The non-monetary “travel miles” expense for the trip cost us 130,000 United MileagePlus Mile, and 100,000 British Airways Avios Miles.

United MileagePlus:

The outbound United Flight was a mere 50,000 miles (12,500 per person) given the July 4th date, and we splurged a little for the 80,000 miles (20,000 per person) return flight, because we felt flying direct would save us headaches with the kids.

I first took out a United MileagePlus credit card several years ago, and that included a 50,000 mile sign up. To be completely honest and transparent, I have also had some occasional Business class airfares to Europe for my work that have also steadily accumulated over the years to help cover this total number of miles.

British Airways Avios Miles:

With American Airlines partnered with British Airways as a OneWorld partner, this made flight options from LAX to Hawaii relatively easy. Astonishingly it only cost 50,000 Avios miles each way to Hawaii and back (12,500 miles per person per flight), for a total of 100,000 Avios miles to go from LAX to LIH (Kauai) and back to LAX.

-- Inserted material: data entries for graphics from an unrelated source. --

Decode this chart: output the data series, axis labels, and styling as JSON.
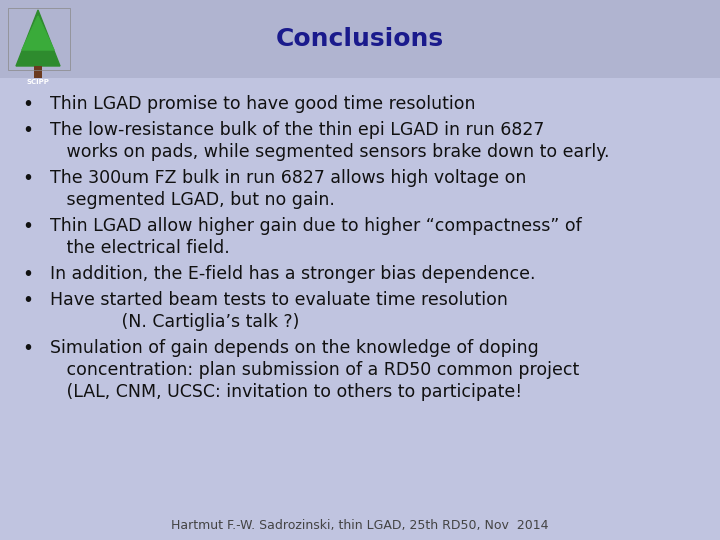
{
  "title": "Conclusions",
  "title_color": "#1a1a8c",
  "title_fontsize": 18,
  "background_color": "#c0c4e0",
  "header_bg_color": "#b0b4d0",
  "bullet_lines": [
    [
      "Thin LGAD promise to have good time resolution"
    ],
    [
      "The low-resistance bulk of the thin epi LGAD in run 6827",
      "   works on pads, while segmented sensors brake down to early."
    ],
    [
      "The 300um FZ bulk in run 6827 allows high voltage on",
      "   segmented LGAD, but no gain."
    ],
    [
      "Thin LGAD allow higher gain due to higher “compactness” of",
      "   the electrical field."
    ],
    [
      "In addition, the E-field has a stronger bias dependence."
    ],
    [
      "Have started beam tests to evaluate time resolution",
      "             (N. Cartiglia’s talk ?)"
    ],
    [
      "Simulation of gain depends on the knowledge of doping",
      "   concentration: plan submission of a RD50 common project",
      "   (LAL, CNM, UCSC: invitation to others to participate!"
    ]
  ],
  "text_color": "#111111",
  "text_fontsize": 12.5,
  "footer": "Hartmut F.-W. Sadrozinski, thin LGAD, 25th RD50, Nov  2014",
  "footer_fontsize": 9,
  "footer_color": "#444444",
  "fig_width": 7.2,
  "fig_height": 5.4,
  "dpi": 100
}
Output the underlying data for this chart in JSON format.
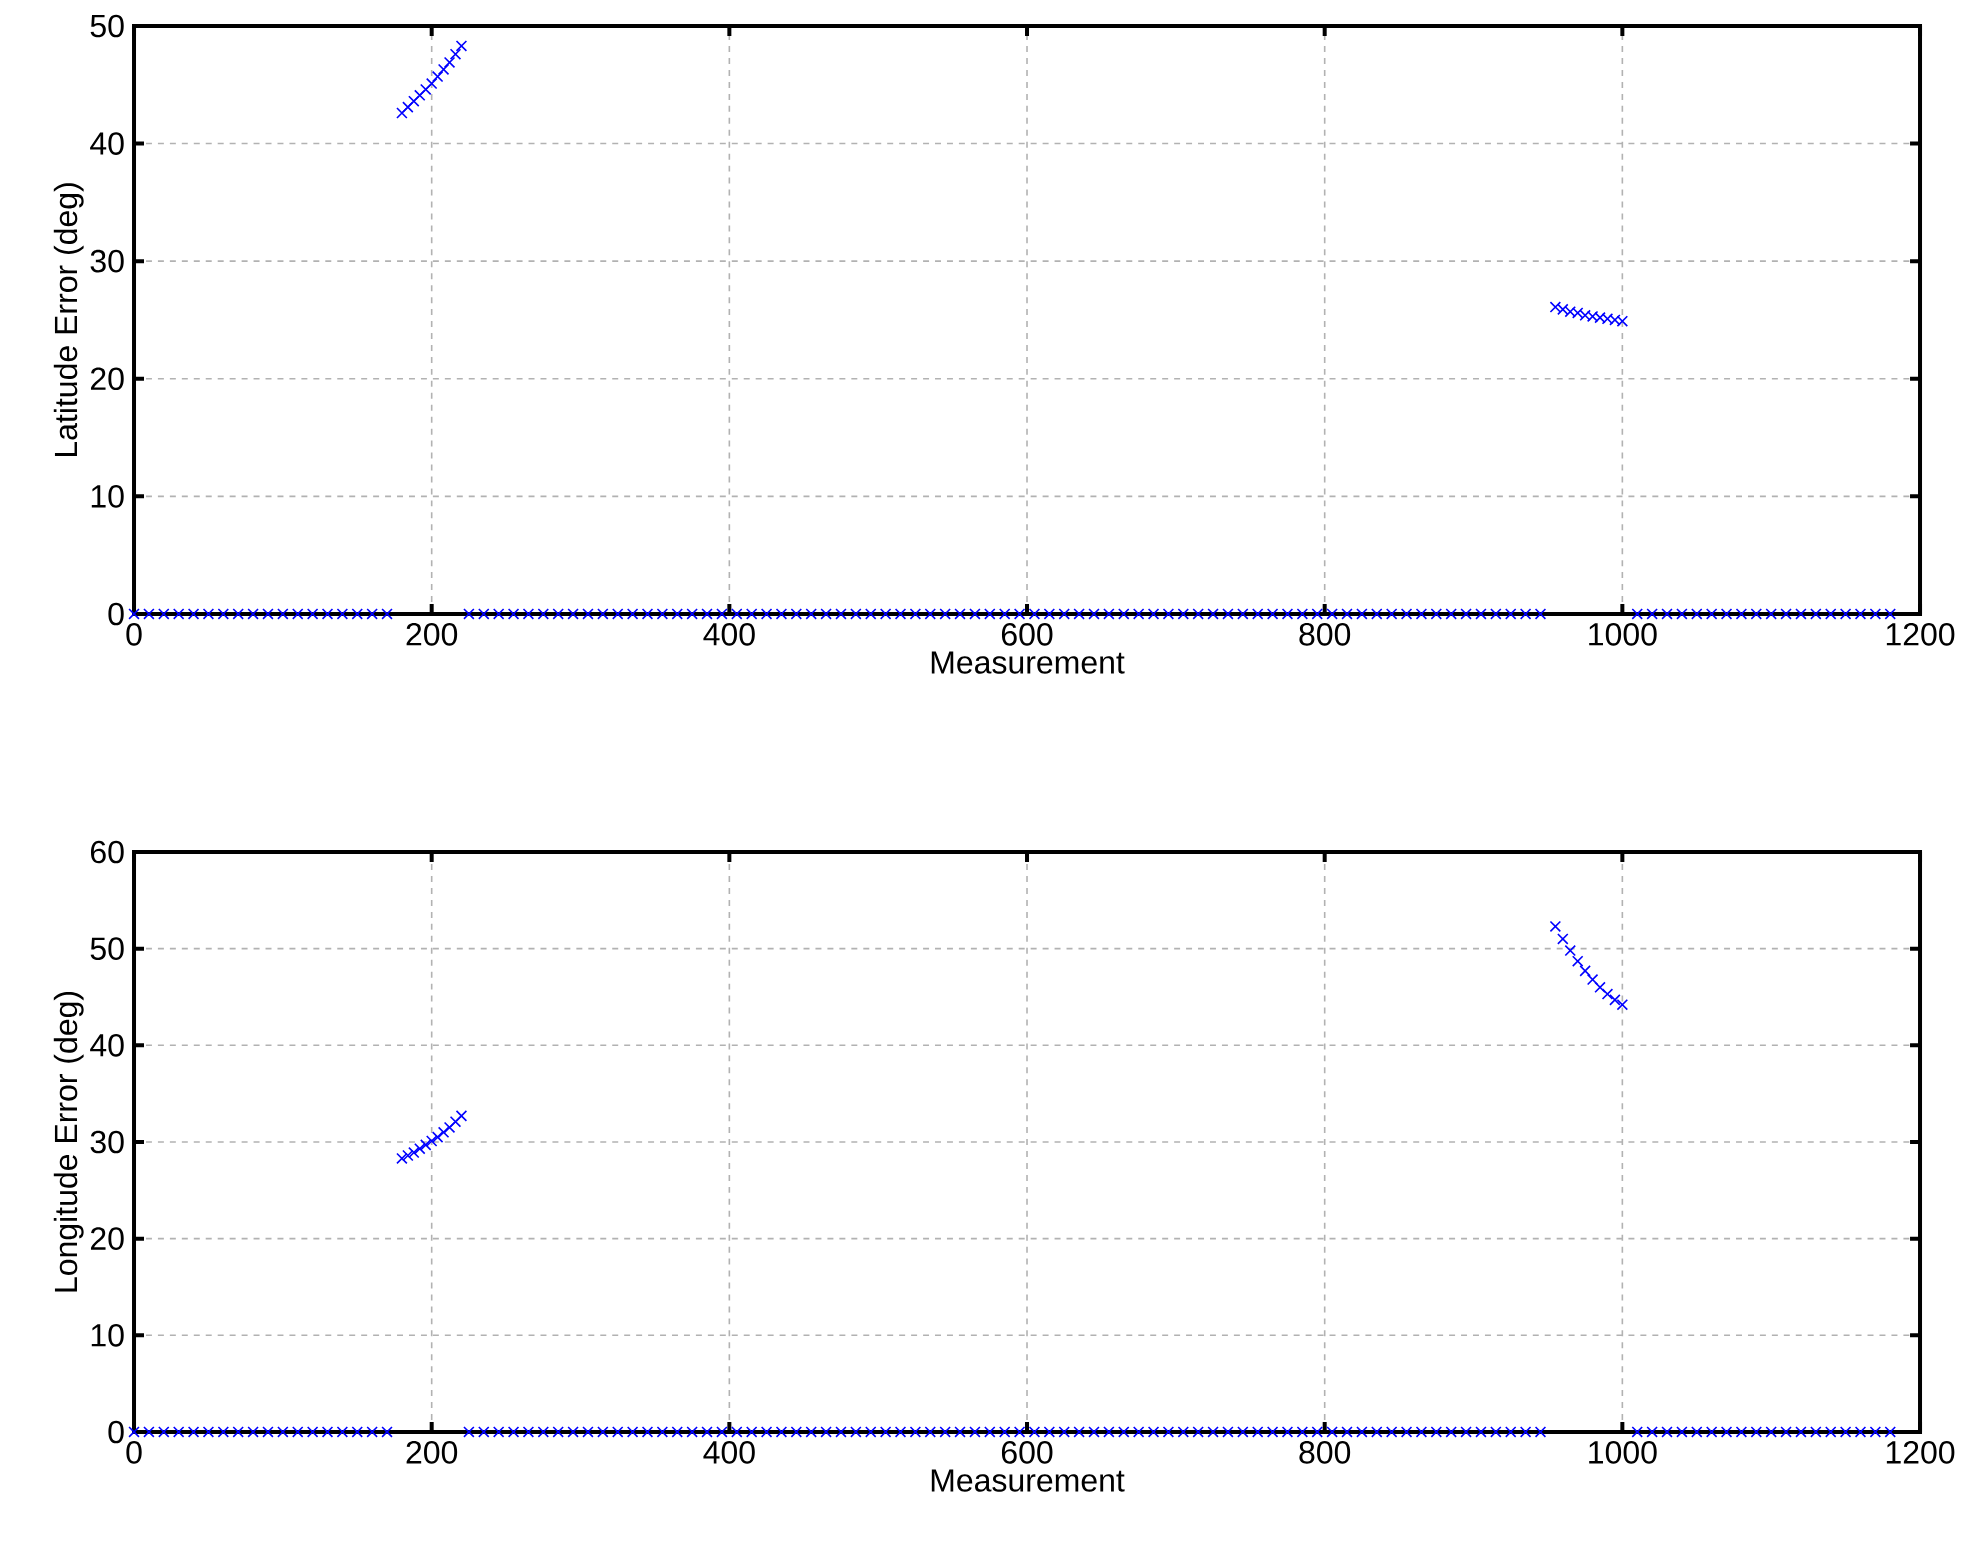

This past Summer I took out the British Airways Visa Card from Chase. They provide you with the opportunity to earn up to 100,000 bonus miles depending how much you spend on the card: 50,000 miles after $3,000, another 25,000 miles after achieving $10,000 in spending, and final 25,000 miles with $20,000 in spending for the year. Now I want to be clear that the primary reason I successfully charged $20,000 to this card over a matter of months is because I was able to use it for paying down an existing student loan that I had. I was prepared for paying off that student loan at that time anyway, it just worked out in my favor to do so using this tiered credit card reward program. So, by the end of the Summer I had earned 120,000 Avios miles, when you added in the points per dollar spent on various categories.

Here we come Hawaii

Well, there you have it: Our family of four is flying to Hawaii in the Summer of 2019 for 230,000 airline miles that we mostly acquired from travel hacking, and $89.60 of hard cold cash to cover the “September 11th Security Fees” of each flight segment.

Stay tuned for future posts as we share our plans for covering the hotels and rental car. At the end of the day I have no doubt we will spend a reasonable amount of cash during this trip for various adventures and sightseeing tours; This past summer my children got a taste for zip-lining and I have no doubt that will be a priority of theirs for Hawaii too. However, my goal is to really build out a truly amazing and enjoyable vacation that everyone will remember, leveraging as much travel hacking and rewards as I can reasonably use, to deliver us a vacation at a tiny fraction of the cost that most people would be spending.

We’re really doing this, we’re travel hacking our way to Hawaii this Summer. Let’s do this!!